3.2 HANDICAP ET CORPS HANDICAPÉ

À la base, le terme handicap serait une contraction de l’expression anglo-saxonne « hand in cap »32 référant à un jeu de hasard, puis il se transformera progressivement pour en venir à désigner, dans le monde équestre, « l’attribution d’un désavantage imposé aux concurrents les plus dotés, soit un avantage accordé aux moins forts, en vue d’égaliser les chances » (Mezani 2012 : 25). Parfois, pour maintenir cette parité durant les courses de chevaux, on appliquait du lest, ce que l’on appelait un handicap, élément important dans le domaine équestre33. Henri-Jacques Stiker, anthropologue de l’infirmité, explique que :

« L’invasion de ce vocabulaire du handicap correspond à la volonté sociale que les infirmes redeviennent performants grâce aux techniques de réparation et de compensation, bref de remplacement généralisé » (Stiker 2014 : 6). L’utilisation qui est faite aujourd’hui du terme est plutôt récente. D’autres termes étaient souvent utilisés avec des connotations péjoratives pour désigner les personnes que l’on qualifie aujourd’hui, de personne handicapée ou en situation de handicap, entre autres, impotente, incurable, infirme, mutilée, idiot (Chabrol 2009 : 912). Il existait à la fin du XVIIe siècle une démarche d’enfermement envers les personnes handicapées qui était incitée par les craintes faces à l’épidémie.

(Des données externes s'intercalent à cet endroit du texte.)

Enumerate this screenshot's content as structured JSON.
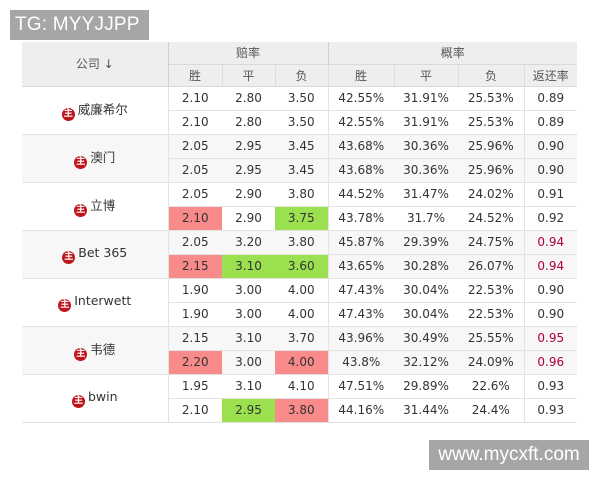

Il faut comprendre que l’Europe sortait d’une grave épidémie de peste (1666) et que la figure du handicapé était souvent associée à la malédiction et à la maladie, c’est pourquoi on verra apparaître des établissements comme l’Hôpital-Général de la Salpêtrière à Paris (Chabrol 2009 : 912).

Les idées de démocratie et d’humanisme liées à l’époque des Lumières et plus particulièrement en ce qui a trait à l’éducation et son universalité, comme en font foi l’apprentissage chez les aveugles et les sourds, et l’avènement de la psychiatrie, contribueront à changer ce système d’enfermement (Chabrol 2009 : 912). Puisque la pensée humaniste qui émerge des Lumières, tente de comprendre la maladie mentale plutôt que de

32 http://www.fondshs.fr/vie-quotidienne/accessibilite/origines-et-histoire-du-handicap-partie-1

33« Une fois que l’on peut comparer ces concurrents, le handicapeur détermine la manière dont on va égaliser les chances au départ de la compétition. Si l’idée de charge pesant seulement sur certains fait partie de la sémantique turfiste, celle d’égalisation, pour que le concours ait lieu dans des conditions telles que l’on puisse voir le mérite des concurrents, est plus déterminante » (Stiker 2014 : 6).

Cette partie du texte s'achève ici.